Extract reads that are not aligning to the human chromosome 22 for further processing

Level:

Refer to the command line help (bowtie2 -h) to read about the numerous options the application provides. Re-run the bowtie2 alignment step with the following modifications: - use all output fasta files from the trimmomatic output as unpaired reads - Find and use the option that prints out short reads that are not aligning to the reference genome - As we don’t need the alignment SAM file, find a way to “throw out” the SAM file during the alignment - name the output FASTQ file as unknown_enriched.fastq

bowtie2 --qc-filter -p 8 --local \
-x sg_reference/human_chr22 \
-U sg_raw_data/unknown_forward_paired.fq.gz,sg_raw_data/unknown_reverse_paired.fq.gz,sg_raw_data/unknown_forward_unpaired.fq.gz,sg_raw_data/unknown_reverse_unpaired.fq.gz \
--un sg_raw_data/unknown_enriched.fastq > /dev/null

Alternatively, you can concatenate all input FASTQ files into one input file to avoid the long comma separated list.

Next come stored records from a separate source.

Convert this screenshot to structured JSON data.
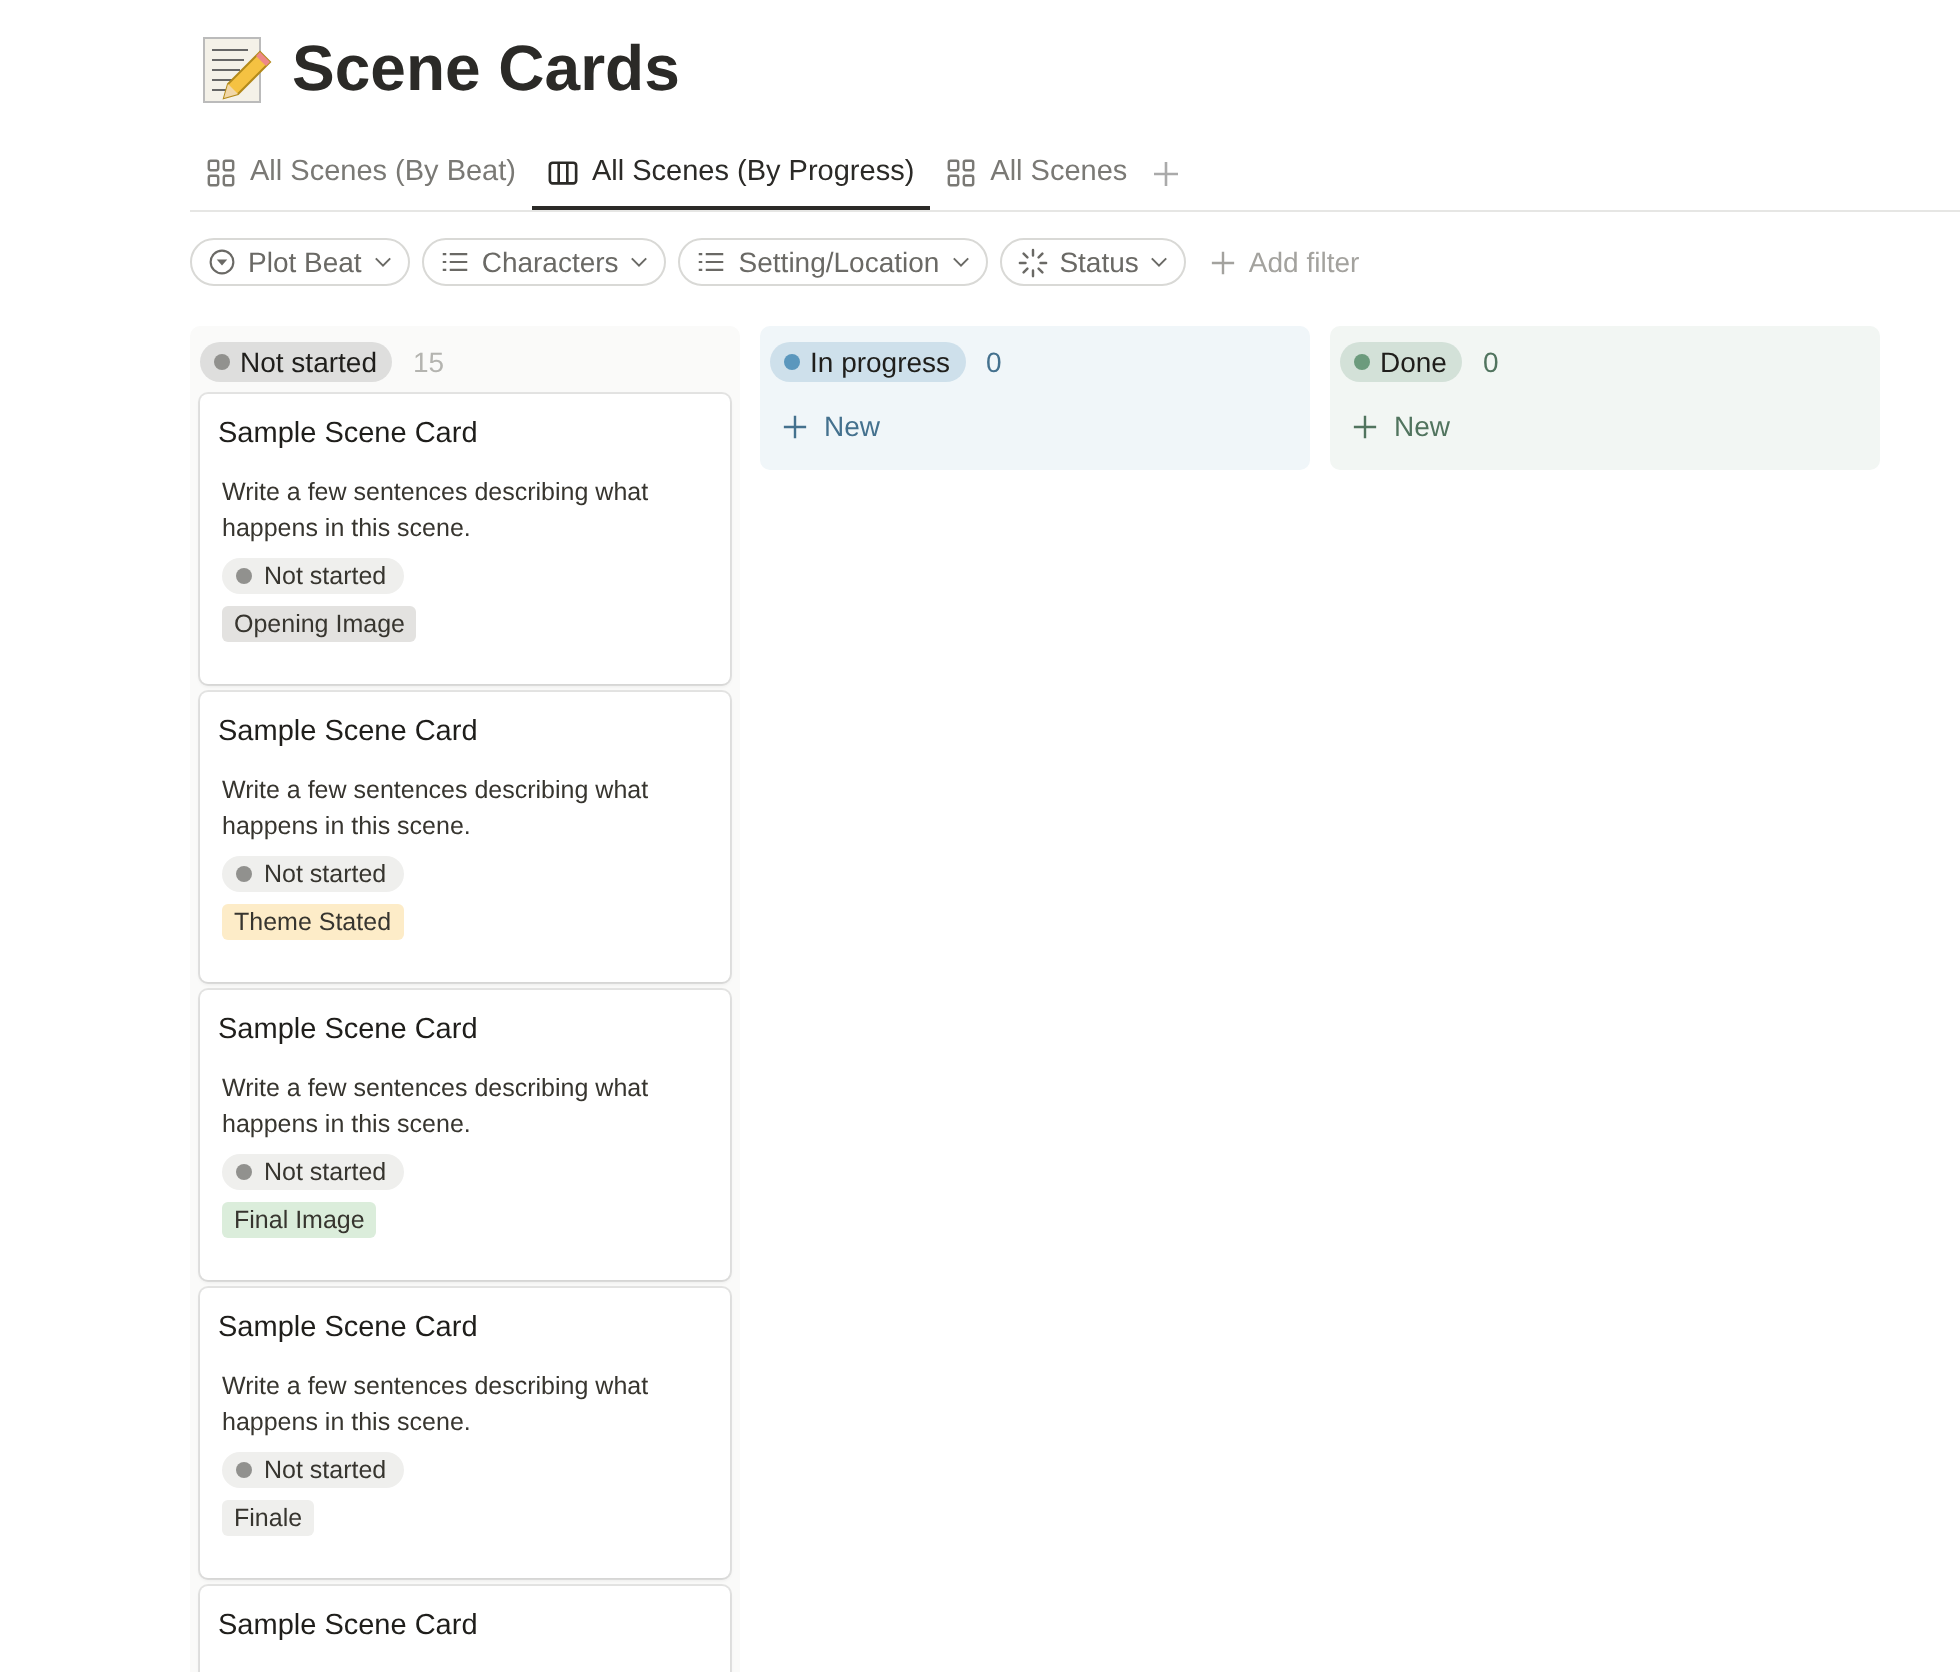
{
  "page": {
    "title": "Scene Cards"
  },
  "tabs": [
    {
      "label": "All Scenes (By Beat)",
      "kind": "gallery",
      "selected": false
    },
    {
      "label": "All Scenes (By Progress)",
      "kind": "board",
      "selected": true
    },
    {
      "label": "All Scenes",
      "kind": "gallery",
      "selected": false
    }
  ],
  "filters": [
    {
      "label": "Plot Beat",
      "kind": "select"
    },
    {
      "label": "Characters",
      "kind": "list"
    },
    {
      "label": "Setting/Location",
      "kind": "list"
    },
    {
      "label": "Status",
      "kind": "status"
    }
  ],
  "add_filter": "Add filter",
  "columns": [
    {
      "status": "Not started",
      "color": "#91918e",
      "count": "15",
      "cards": [
        {
          "title": "Sample Scene Card",
          "description": "Write a few sentences describing what happens in this scene.",
          "status": {
            "label": "Not started",
            "color": "#91918e"
          },
          "tag": {
            "label": "Opening Image",
            "color": "#e3e2e0"
          }
        },
        {
          "title": "Sample Scene Card",
          "description": "Write a few sentences describing what happens in this scene.",
          "status": {
            "label": "Not started",
            "color": "#91918e"
          },
          "tag": {
            "label": "Theme Stated",
            "color": "#fdecc8"
          }
        },
        {
          "title": "Sample Scene Card",
          "description": "Write a few sentences describing what happens in this scene.",
          "status": {
            "label": "Not started",
            "color": "#91918e"
          },
          "tag": {
            "label": "Final Image",
            "color": "#dbeddb"
          }
        },
        {
          "title": "Sample Scene Card",
          "description": "Write a few sentences describing what happens in this scene.",
          "status": {
            "label": "Not started",
            "color": "#91918e"
          },
          "tag": {
            "label": "Finale",
            "color": "#efefed"
          }
        },
        {
          "title": "Sample Scene Card"
        }
      ]
    },
    {
      "status": "In progress",
      "color": "#5b97bd",
      "count": "0",
      "new_label": "New"
    },
    {
      "status": "Done",
      "color": "#6c9b7d",
      "count": "0",
      "new_label": "New"
    }
  ]
}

cat sg_raw_data/unknown_forward_paired.fq.gz \
sg_raw_data/unknown_reverse_paired.fq.gz \
sg_raw_data/unknown_forward_unpaired.fq.gz \
sg_raw_data/unknown_reverse_unpaired.fq.gz > unknown_unpaired_library.fastq

bowtie2 --qc-filter -p 8 --local \
-x sg_reference/human_chr22 \
-U unknown_unpaired_library.fastq \
--un sg_raw_data/unknown_enriched.fastq > /dev/null

8.1.3 Assemble the unknown genome

After eliminating the significant amount of human genome background from our raw data, we still only have the short next-generation sequencing reads for our unknown genome. In the next step we will use one of the most popular genome assembler SPAdes, the application that can be used for both single genome and multiple genomes (metagenome) assembly. After looking at the command line help, we will execute the spades.py script with very basic settings (input reads and output folder).

spades.py

# Run the assembly using all the default settings, only giving the input raw data file and the output folder
spades.py -s sg_raw_data/unknown_enriched.fastq -o results/unknown_genome

# The assembly results will be in the results/unknown_genome/ folder, check the output files, logs, warnings
cd results/unknown_genome/
Investigate the output of the assembly step

Go through the output files of the spades.py script together with the trainers. Look into the log files, discuss the files that are worth to keep long term. Investigate the level of fragmentation of the assembled novel genome.